Revolutionizing Business AI: The Power of Retrieval-Augmented Generation(RAG) in SAP
The rapid advancements in artificial intelligence (AI), particularly with large language models (LLMs), have opened doors to more intelligent business solutions.
However, challenges like hallucination—where models provide incorrect or misleading information—present significant hurdles.
A key innovation addressing this issue is Retrieval-Augmented Generation (RAG). RAG combines the strengths of LLMs with real-time data retrieval, offering businesses a practical and cost-effective solution for contextual, grounded insights.
In this post, we’ll explore what RAG is, why it’s needed, and how SAP is enabling its customers to harness its power with real-life examples.
What is Retrieval-Augmented Generation (RAG)?
RAG is a framework that enhances traditional generative AI by integrating a retrieval mechanism.
When an AI model receives a query, it retrieves relevant information from a database or document repository, allowing the model to generate responses grounded in real-time, up-to-date information.
This process drastically reduces the risk of hallucinations, making the AI outputs more relevant and trustworthy for business applications.
In simple terms, RAG brings together two main components:
- Retrieval: Accessing relevant documents or data in response to a query.
- Generation: Using that retrieved information to generate a coherent and contextually appropriate answer.
Why is RAG Needed?
While LLMs have revolutionized AI-driven insights, they still face several limitations in real-world applications, particularly for businesses:
- Hallucinations: LLMs may provide factually incorrect or irrelevant answers, especially when they’re disconnected from real-time or domain-specific data.
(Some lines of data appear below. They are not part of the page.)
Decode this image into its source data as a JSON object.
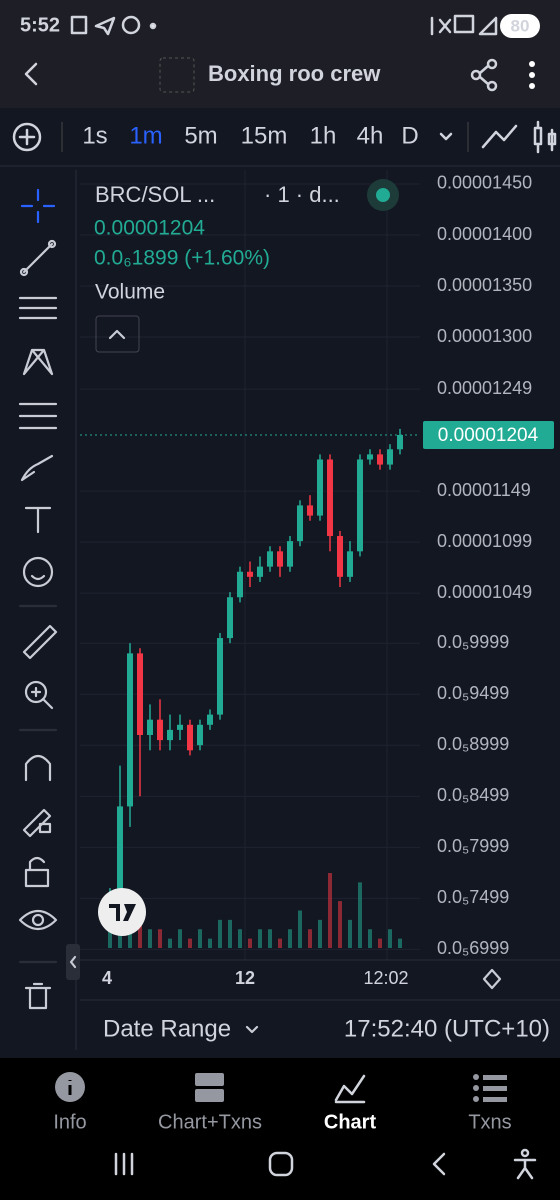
{
  "status_bar": {
    "time": "5:52",
    "battery": "80"
  },
  "app_bar": {
    "title": "Boxing roo crew"
  },
  "toolbar": {
    "intervals": [
      "1s",
      "1m",
      "5m",
      "15m",
      "1h",
      "4h",
      "D"
    ]
  },
  "legend": {
    "symbol": "BRC/SOL ...",
    "interval": "· 1 · d...",
    "price": "0.00001204",
    "change": "0.0₆1899 (+1.60%)",
    "indicator": "Volume"
  },
  "chart_data": {
    "type": "candlestick",
    "x_labels": [
      "4",
      "12",
      "12:02"
    ],
    "open": [
      7.43e-06,
      7.5e-06,
      8.4e-06,
      9.9e-06,
      9.1e-06,
      9.25e-06,
      9.05e-06,
      9.15e-06,
      9.2e-06,
      9e-06,
      9.2e-06,
      9.3e-06,
      1.005e-05,
      1.045e-05,
      1.07e-05,
      1.065e-05,
      1.075e-05,
      1.09e-05,
      1.075e-05,
      1.1e-05,
      1.135e-05,
      1.125e-05,
      1.18e-05,
      1.105e-05,
      1.065e-05,
      1.09e-05,
      1.18e-05,
      1.185e-05,
      1.175e-05,
      1.19e-05
    ],
    "close": [
      7.5e-06,
      8.4e-06,
      9.9e-06,
      9.1e-06,
      9.25e-06,
      9.05e-06,
      9.15e-06,
      9.2e-06,
      8.95e-06,
      9.2e-06,
      9.3e-06,
      1.005e-05,
      1.045e-05,
      1.07e-05,
      1.065e-05,
      1.075e-05,
      1.09e-05,
      1.075e-05,
      1.1e-05,
      1.135e-05,
      1.125e-05,
      1.18e-05,
      1.105e-05,
      1.065e-05,
      1.09e-05,
      1.18e-05,
      1.185e-05,
      1.175e-05,
      1.19e-05,
      1.204e-05
    ],
    "high": [
      7.6e-06,
      8.8e-06,
      1e-05,
      9.95e-06,
      9.4e-06,
      9.45e-06,
      9.3e-06,
      9.3e-06,
      9.25e-06,
      9.25e-06,
      9.35e-06,
      1.01e-05,
      1.05e-05,
      1.075e-05,
      1.08e-05,
      1.085e-05,
      1.095e-05,
      1.095e-05,
      1.105e-05,
      1.14e-05,
      1.145e-05,
      1.185e-05,
      1.185e-05,
      1.11e-05,
      1.1e-05,
      1.185e-05,
      1.19e-05,
      1.19e-05,
      1.195e-05,
      1.21e-05
    ],
    "low": [
      7.3e-06,
      7.4e-06,
      8.2e-06,
      8.5e-06,
      8.95e-06,
      8.95e-06,
      8.95e-06,
      9.05e-06,
      8.9e-06,
      8.95e-06,
      9.15e-06,
      9.25e-06,
      1e-05,
      1.04e-05,
      1.055e-05,
      1.06e-05,
      1.07e-05,
      1.065e-05,
      1.07e-05,
      1.095e-05,
      1.12e-05,
      1.12e-05,
      1.09e-05,
      1.055e-05,
      1.06e-05,
      1.085e-05,
      1.175e-05,
      1.17e-05,
      1.17e-05,
      1.185e-05
    ],
    "volume": [
      3,
      8,
      6,
      5,
      2,
      2,
      1,
      2,
      1,
      2,
      1,
      3,
      3,
      2,
      1,
      2,
      2,
      1,
      2,
      4,
      2,
      3,
      8,
      5,
      3,
      7,
      2,
      1,
      2,
      1
    ],
    "colors": {
      "up": "#22ab94",
      "down": "#f23645"
    },
    "ylim": [
      6.895e-06,
      1.4637e-05
    ],
    "yticks": [
      {
        "value": 1.45e-05,
        "label": "0.00001450"
      },
      {
        "value": 1.4e-05,
        "label": "0.00001400"
      },
      {
        "value": 1.35e-05,
        "label": "0.00001350"
      },
      {
        "value": 1.3e-05,
        "label": "0.00001300"
      },
      {
        "value": 1.249e-05,
        "label": "0.00001249"
      },
      {
        "value": 1.149e-05,
        "label": "0.00001149"
      },
      {
        "value": 1.099e-05,
        "label": "0.00001099"
      },
      {
        "value": 1.049e-05,
        "label": "0.00001049"
      },
      {
        "value": 9.999e-06,
        "label": "0.0₅9999"
      },
      {
        "value": 9.499e-06,
        "label": "0.0₅9499"
      },
      {
        "value": 8.999e-06,
        "label": "0.0₅8999"
      },
      {
        "value": 8.499e-06,
        "label": "0.0₅8499"
      },
      {
        "value": 7.999e-06,
        "label": "0.0₅7999"
      },
      {
        "value": 7.499e-06,
        "label": "0.0₅7499"
      },
      {
        "value": 6.999e-06,
        "label": "0.0₅6999"
      }
    ],
    "last_price": {
      "value": 1.204e-05,
      "label": "0.00001204"
    },
    "grid": true
  },
  "footer": {
    "date_range": "Date Range",
    "time": "17:52:40 (UTC+10)"
  },
  "nav": [
    "Info",
    "Chart+Txns",
    "Chart",
    "Txns"
  ]
}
- Costly Fine-Tuning: Training or fine-tuning LLMs with business-specific data is complex, expensive, and time-consuming.
- Static Knowledge: LLMs, once trained, do not automatically update their knowledge, making them less useful for industries that rely on dynamic data.
By embedding a retrieval process, RAG reduces these challenges, ensuring that AI-generated responses are not only relevant but also grounded in the most recent and accurate data.
Why is RAG Relevant for SAP Customers?
SAP’s customers span industries such as supply chain management, HR, CRM etc, all of which depend heavily on accurate, up-to-date information.
For these businesses, the integration of RAG can significantly improve decision-making by:
- Delivering reliable, grounded insights: With RAG, LLM outputs are based on the latest business data, offering contextualized and reliable responses.
- Reducing response times: Business workflows often involve searching for information across various documents. RAG enables conversational AI tools to fetch this information in seconds.
- Lowering Costs and Complexity: Instead of expensive fine-tuning of LLMs, businesses can use their existing data repositories to power RAG models.
How SAP is Enabling RAG
SAP has taken significant steps to incorporate RAG into its ecosystem, allowing businesses to build and deploy AI solutions grounded in their own data. Here are key elements of SAP’s approach:
SAP’s Central RAG Service
SAP provides a central, domain-agnostic RAG service that integrates with user interfaces, offering:
- A scalable method to ensure AI systems use the most up-to-date information.
- A framework to trace information sources, which helps verify AI-generated answers and build trust with end-users.
- A vector engine in SAP HANA Cloud to store and query data embeddings efficiently .
Document Grounding in Joule and Generative AI Hub
SAP’s AI services like Joule—an AI copilot—incorporate document grounding, a core RAG technique:
- Indexing: Documents are ingested, split, and stored as vector embeddings.
- Retrieval: The system retrieves relevant data chunks for user queries.
- Generation: This information is used by LLMs to create relevant and accurate responses .
Business Use Case: Using RAG in SAP SuccessFactors
Consider an HR team using SAP SuccessFactors. Traditionally, responding to policy-related inquiries could take 20 minutes per question, creating a heavy workload.
By implementing RAG through Joule, employees can now self-serve by querying policy documents directly. The system retrieves the most relevant document sections and generates a concise answer, reducing HR inquiry volume by 35% .
Conclusion
Retrieval-Augmented Generation (RAG) is revolutionizing the way businesses leverage AI by ensuring that AI-generated responses are contextual, relevant, and reliable.
SAP’s integration of RAG across its platforms, such as Joule and BTP, makes this technology accessible to its wide range of customers.
By reducing the need for costly LLM model fine-tuning and minimizing hallucinations, SAP is paving the way for its customers to benefit from powerful, trustworthy AI insights in their daily operations.